Ahora, de vuelta del lluvioso paseo, distribuidos en dos grupos, en torno de grandes ollas antiguas, en las que humeaba el agua hirviente, recogidos hasta los muslos los ropajes de seda amarilla y hundidos los pies en el líquido bienhechor, los siete Demonios Princesas fumaban el cigarrillo de Asmodeo y enumeraban impresiones.

—Si de lo que se trata —dijo Leviatán— es de inculcar la envidia a la Emperatriz Viuda, la tarea es superior a la capacidad de cualquier diablo. Esa mujer no puede, indiscutiblemente, envidiar a nadie. No hay lugar para la envidia, en el corazón de un ser excepcional, que lo tiene todo, y a quien le bastaría desear para conseguir de inmediato lo que desease; pero no puede desear, cuando se adelantan a sus caprichos. Para ella la envidia no existe sino como una debilidad ajena y como un testimonio más de su diferenciación intocable. Ni siquiera envidia a la juventud, que ya no posee, porque se juzga inmortal, es decir más permanente que los jóvenes; ni envidia a los santos, puesto que cree ser un Buda Vivo; ni tampoco a los sensuales, ya que considera a su castidad agresiva como inseparable de su divina y de su regia condición. Como es dueña de una inteligencia limitada, su ambición no va más allá de ciertos límites, y en ese perímetro nada le falta para que su ambición esté satisfecha. Quizás se la podría tentar, procurando torcer su psicología y que envidiase a los humildes, dueños de lo único de lo cual ella carece: la capacidad de adelanto, de evolución, de conquista, pero es obvio que la Emperatriz Viuda está muy cómoda así, y probablemente opina que la Envidia (la Envidia, motor del progreso del Mundo, hija del Orgullo y de la Malquerencia) es hija del Hambre y de la Vulgaridad. Comprenderán que me desespere.

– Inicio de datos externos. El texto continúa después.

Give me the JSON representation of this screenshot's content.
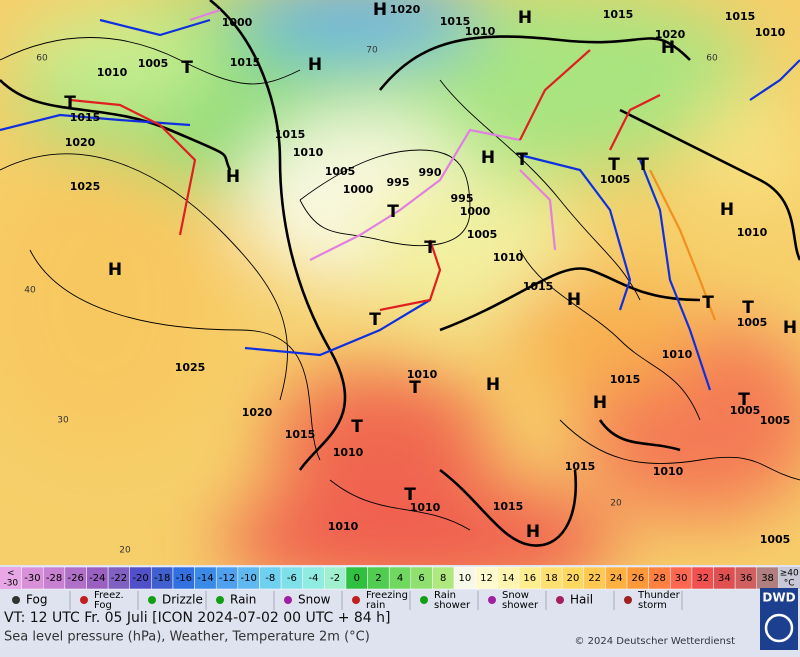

—Goethe, en su «Fausto» —citó Lucifer— le hace decir a Mefistófeles que no hay nada más ridículo que un diablo que se desespera.

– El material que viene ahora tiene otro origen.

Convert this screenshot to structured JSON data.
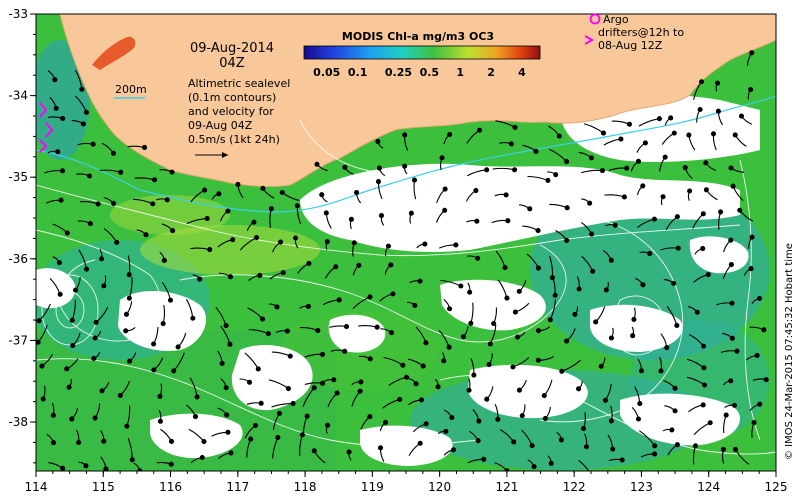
{
  "map": {
    "date": "09-Aug-2014",
    "time": "04Z",
    "legend_title": "MODIS Chl-a mg/m3 OC3",
    "colorbar_ticks": [
      "0.05",
      "0.1",
      "0.25",
      "0.5",
      "1",
      "2",
      "4"
    ],
    "colorbar_values": [
      0.05,
      0.1,
      0.25,
      0.5,
      1,
      2,
      4
    ],
    "isobath_label": "200m",
    "note_lines": [
      "Altimetric sealevel",
      "(0.1m contours)",
      "and velocity for",
      "09-Aug 04Z",
      "0.5m/s (1kt 24h)"
    ],
    "argo_lines": [
      "Argo",
      "drifters@12h to",
      "08-Aug 12Z"
    ],
    "credit": "© IMOS 24-Mar-2015 07:45:32 Hobart time",
    "lon_ticks": [
      "114",
      "115",
      "116",
      "117",
      "118",
      "119",
      "120",
      "121",
      "122",
      "123",
      "124",
      "125"
    ],
    "lat_ticks": [
      "-33",
      "-34",
      "-35",
      "-36",
      "-37",
      "-38"
    ],
    "lon_range": [
      114,
      125
    ],
    "lat_range": [
      -38.6,
      -33
    ],
    "colors": {
      "land": "#f8c89a",
      "cloud": "#ffffff",
      "ocean_low": "#2ca8c4",
      "ocean_mid": "#3bbf3a",
      "ocean_high": "#c8e43a",
      "contour": "#ffffff",
      "isobath": "#3ad0e8",
      "argo": "#ff00ff",
      "arrow": "#000000"
    }
  }
}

—A ése no me lo nombre. Es un diablo de pacotilla. Lo prefiero en la ópera. Y le aseguro, Excelencia, que no me siento ridículo porque no puedo abrir una puerta que desafía a las ganzúas. Su Excelencia debió encarar un caso muchísimo más fácil, como le señaló Mammón. La viuda de Gilles de Rais había sido despojada de todo, y podía acceder a la soberbia, si se le hacía entrever que recuperaba lo perdido, mientras que la viuda del Emperador WënTsung lo tiene todo, y no goza de la capacidad de envidiar. Acaso envidió, cuando era la quinta esposa, a la cuarta, a la tercera, a la segunda y a la primera, mas hoy es la Emperatriz Tzu-Hsi, el Buda Viviente, sin que exista nadie más alto, fuera del propio Buda, que ella imagina ser, de modo que no lo envidia, pues caería en el disparate de envidiarse a sí misma. Resulta, entonces, el reverso de la medalla, cuyo anverso ocupa la mujer humillada de Gilles de Rais, a quien tentó Su Excelencia.